Carvelli ist müde. „Ich habe die ganze Nacht nicht geschlafen“, sagt der 59-Jährige. So langsam realisiert er erst richtig, was passiert ist. Und was hätte passieren können. „Was wäre gewesen, wenn es in der Nacht gebrannt hätte? Ich wäre die Treppen nicht rechtzeitig hinunter gekommen.“
In dem Haus lebten er und seine Frau, sein Sohn mit Frau und vier Kindern, eine Tochter mit drei Kindern sowie zwei allein stehende Männer in jeweils einer eigenen Wohneinheit.

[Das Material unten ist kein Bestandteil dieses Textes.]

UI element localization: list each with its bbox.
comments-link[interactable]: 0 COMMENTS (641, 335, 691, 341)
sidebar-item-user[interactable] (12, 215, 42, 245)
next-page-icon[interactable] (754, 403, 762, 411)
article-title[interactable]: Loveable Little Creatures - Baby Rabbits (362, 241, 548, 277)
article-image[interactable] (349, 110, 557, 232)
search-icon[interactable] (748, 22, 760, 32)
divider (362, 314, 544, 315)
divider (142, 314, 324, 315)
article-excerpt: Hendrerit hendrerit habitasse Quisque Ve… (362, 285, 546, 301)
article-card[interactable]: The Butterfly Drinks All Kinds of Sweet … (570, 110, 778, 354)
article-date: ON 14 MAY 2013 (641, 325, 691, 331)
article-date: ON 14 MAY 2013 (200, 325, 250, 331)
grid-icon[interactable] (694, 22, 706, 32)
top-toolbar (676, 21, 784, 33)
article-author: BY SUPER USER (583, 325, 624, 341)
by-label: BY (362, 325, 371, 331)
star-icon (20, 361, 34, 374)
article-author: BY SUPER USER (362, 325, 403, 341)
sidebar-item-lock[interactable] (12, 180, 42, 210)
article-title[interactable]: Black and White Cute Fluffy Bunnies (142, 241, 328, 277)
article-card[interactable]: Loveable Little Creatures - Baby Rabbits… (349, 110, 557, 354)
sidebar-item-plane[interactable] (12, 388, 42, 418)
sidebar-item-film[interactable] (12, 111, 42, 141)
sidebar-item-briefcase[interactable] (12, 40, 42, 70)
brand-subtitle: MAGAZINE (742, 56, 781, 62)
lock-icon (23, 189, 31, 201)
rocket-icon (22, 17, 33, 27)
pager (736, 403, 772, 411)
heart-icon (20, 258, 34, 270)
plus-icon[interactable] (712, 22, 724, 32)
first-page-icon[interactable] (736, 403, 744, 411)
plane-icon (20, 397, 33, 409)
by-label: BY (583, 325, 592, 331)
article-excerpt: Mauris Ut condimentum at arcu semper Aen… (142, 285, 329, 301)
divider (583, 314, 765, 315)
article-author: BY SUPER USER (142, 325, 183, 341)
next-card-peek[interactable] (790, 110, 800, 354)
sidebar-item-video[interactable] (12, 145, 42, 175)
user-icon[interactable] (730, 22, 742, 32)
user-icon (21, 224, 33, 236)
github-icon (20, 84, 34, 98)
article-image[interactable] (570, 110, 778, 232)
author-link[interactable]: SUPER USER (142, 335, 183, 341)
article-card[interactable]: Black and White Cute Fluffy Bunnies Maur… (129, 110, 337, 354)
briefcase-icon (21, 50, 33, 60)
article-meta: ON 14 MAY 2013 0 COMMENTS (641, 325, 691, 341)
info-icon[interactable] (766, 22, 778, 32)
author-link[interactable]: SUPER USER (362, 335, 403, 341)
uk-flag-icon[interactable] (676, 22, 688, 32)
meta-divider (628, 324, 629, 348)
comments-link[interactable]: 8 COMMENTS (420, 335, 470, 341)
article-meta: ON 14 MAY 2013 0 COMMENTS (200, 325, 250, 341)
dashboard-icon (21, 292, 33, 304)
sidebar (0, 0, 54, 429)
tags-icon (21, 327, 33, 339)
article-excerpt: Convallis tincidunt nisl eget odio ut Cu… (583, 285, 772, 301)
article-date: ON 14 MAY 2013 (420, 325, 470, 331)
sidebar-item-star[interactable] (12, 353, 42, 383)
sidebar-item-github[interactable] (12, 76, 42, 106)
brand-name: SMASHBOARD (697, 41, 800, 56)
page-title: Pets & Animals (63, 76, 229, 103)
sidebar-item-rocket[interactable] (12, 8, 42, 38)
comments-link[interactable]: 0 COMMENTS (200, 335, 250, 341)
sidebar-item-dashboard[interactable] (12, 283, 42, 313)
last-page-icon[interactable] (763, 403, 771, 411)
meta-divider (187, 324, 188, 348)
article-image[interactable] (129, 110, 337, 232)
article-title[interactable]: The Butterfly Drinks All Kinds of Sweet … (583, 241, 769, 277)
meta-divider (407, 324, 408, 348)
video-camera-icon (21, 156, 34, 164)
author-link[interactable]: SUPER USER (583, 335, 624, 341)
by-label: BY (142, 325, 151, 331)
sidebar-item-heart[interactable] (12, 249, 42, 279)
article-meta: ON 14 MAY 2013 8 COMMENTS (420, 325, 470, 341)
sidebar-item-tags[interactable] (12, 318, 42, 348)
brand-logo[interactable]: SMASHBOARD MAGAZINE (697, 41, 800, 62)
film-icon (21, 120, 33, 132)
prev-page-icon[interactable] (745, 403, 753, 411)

„Ich war an dem Tag gar nicht zuhause“, sagt er. Er habe bei seiner Tochter im Geschäft ausgeholfen, die in Schiltach ein Fußpflege- und Beautystudio betreibt. Erst nach einem Anruf sei er nach St. Georgen gefahren, da habe das Haus längst lichterloh gebrannt.
Wie er später erfuhr, ist sein kleiner Enkel, der auch Giovanni heißt, der Flammenhölle nur knapp entkommen. Giovannis Sohn Sabatino war gerade an der Tankstelle auf der gegenüberliegenden Straßenseite, als jemand schrie, dass es in dem Haus brenne.

„Ich bin zurückgerannt. In der Wohnung, in der der Brand gerade ausgebrochen ist, war mein kleiner Sohn“, erzählt Sabatino. Als er in die Wohnung kam, hätten bereits die Vorhänge gebrannt. Der kleine Giovanni stand regungslos inmitten des brennenden Zimmers.
„Ich habe ihn rausgezogen und ins Freie gebracht“, erinnert sich Sabatino. Dabei hat er sich an der Hand verletzt. Brandblasen zeugen noch davon. Danach habe er noch versucht, das Feuer mit einem Feuerlöscher zu löschen, doch der Brand breitete sich zu schnell aus.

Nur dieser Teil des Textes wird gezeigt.